The poems begin with Lorelei’s premature birth, discussing how she was formula-fed from the beginning and given comfort through food. Later, she recalls how her father implied she couldn’t be beautiful unless she could also be thin, and how this sent her down the path of starvation. As the story progresses, Lorelei also talks about the reactions of her grandmother and the boys in school to her ever-decreasing size.
This is not a story about anorexia, but rather a sad contemplation on the consequences of not feeling beautiful or thin enough. Lorelei learns that her value as a person depends upon how much she weighs, and she never sees herself as pretty until someone else labels her as such. She relies completely on her father’s opinion of her looks and can’t see her own beauty, on the inside or the outside.

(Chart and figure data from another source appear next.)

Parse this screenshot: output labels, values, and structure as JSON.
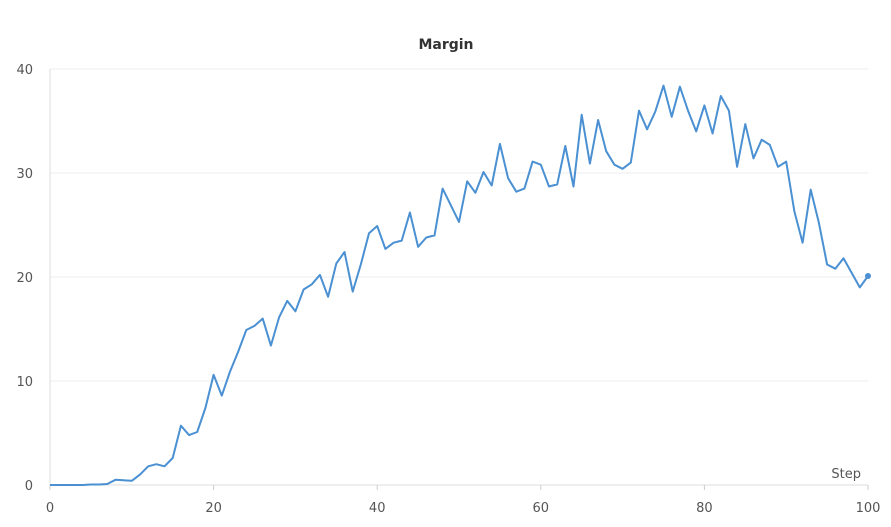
{
  "chart_data": {
    "type": "line",
    "title": "Margin",
    "xlabel": "Step",
    "ylabel": "",
    "xlim": [
      0,
      100
    ],
    "ylim": [
      0,
      40
    ],
    "x_ticks": [
      "0",
      "20",
      "40",
      "60",
      "80",
      "100"
    ],
    "y_ticks": [
      "0",
      "10",
      "20",
      "30",
      "40"
    ],
    "grid": true,
    "line_color": "#4a90d2",
    "series": [
      {
        "x": [
          0,
          1,
          2,
          3,
          4,
          5,
          6,
          7,
          8,
          9,
          10,
          11,
          12,
          13,
          14,
          15,
          16,
          17,
          18,
          19,
          20,
          21,
          22,
          23,
          24,
          25,
          26,
          27,
          28,
          29,
          30,
          31,
          32,
          33,
          34,
          35,
          36,
          37,
          38,
          39,
          40,
          41,
          42,
          43,
          44,
          45,
          46,
          47,
          48,
          49,
          50,
          51,
          52,
          53,
          54,
          55,
          56,
          57,
          58,
          59,
          60,
          61,
          62,
          63,
          64,
          65,
          66,
          67,
          68,
          69,
          70,
          71,
          72,
          73,
          74,
          75,
          76,
          77,
          78,
          79,
          80,
          81,
          82,
          83,
          84,
          85,
          86,
          87,
          88,
          89,
          90,
          91,
          92,
          93,
          94,
          95,
          96,
          97,
          98,
          99,
          100
        ],
        "values": [
          0,
          0,
          0,
          0,
          0,
          0.05,
          0.05,
          0.1,
          0.5,
          0.45,
          0.4,
          1.0,
          1.8,
          2.0,
          1.8,
          2.6,
          5.7,
          4.8,
          5.1,
          7.4,
          10.6,
          8.6,
          10.9,
          12.8,
          14.9,
          15.3,
          16.0,
          13.4,
          16.1,
          17.7,
          16.7,
          18.8,
          19.3,
          20.2,
          18.1,
          21.3,
          22.4,
          18.6,
          21.2,
          24.2,
          24.9,
          22.7,
          23.3,
          23.5,
          26.2,
          22.9,
          23.8,
          24.0,
          28.5,
          26.9,
          25.3,
          29.2,
          28.1,
          30.1,
          28.8,
          32.8,
          29.5,
          28.2,
          28.5,
          31.1,
          30.8,
          28.7,
          28.9,
          32.6,
          28.7,
          35.6,
          30.9,
          35.1,
          32.1,
          30.8,
          30.4,
          31.0,
          36.0,
          34.2,
          35.9,
          38.4,
          35.4,
          38.3,
          36.0,
          34.0,
          36.5,
          33.8,
          37.4,
          36.0,
          30.6,
          34.7,
          31.4,
          33.2,
          32.7,
          30.6,
          31.1,
          26.3,
          23.3,
          28.4,
          25.2,
          21.2,
          20.8,
          21.8,
          20.4,
          19.0,
          20.1
        ]
      }
    ]
  }
}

This powerful story would be a wonderful way to open a discussion among teen girls about the pressures placed on them to be skinny, or to look a certain way that society has deemed “beautiful.” Readers who have already discovered Ellen Hopkins through novels in verse like Crank, Glass, and Impulse already know they can trust her to be honest with them, and the brutality of the truths she illustrates through "Pretty, Hungry" is just strong enough to really get through to teens and resonate with them. Girls will both empathize with and pity Lorelei, and this combination of feelings is likely to stick with them even after they have walked away from the story and moved onto something else. This is a powerful story with a vitally important message every woman, young and old, can benefit from hearing.
I borrowed Does This Book Make Me Look Fat? from my local public library.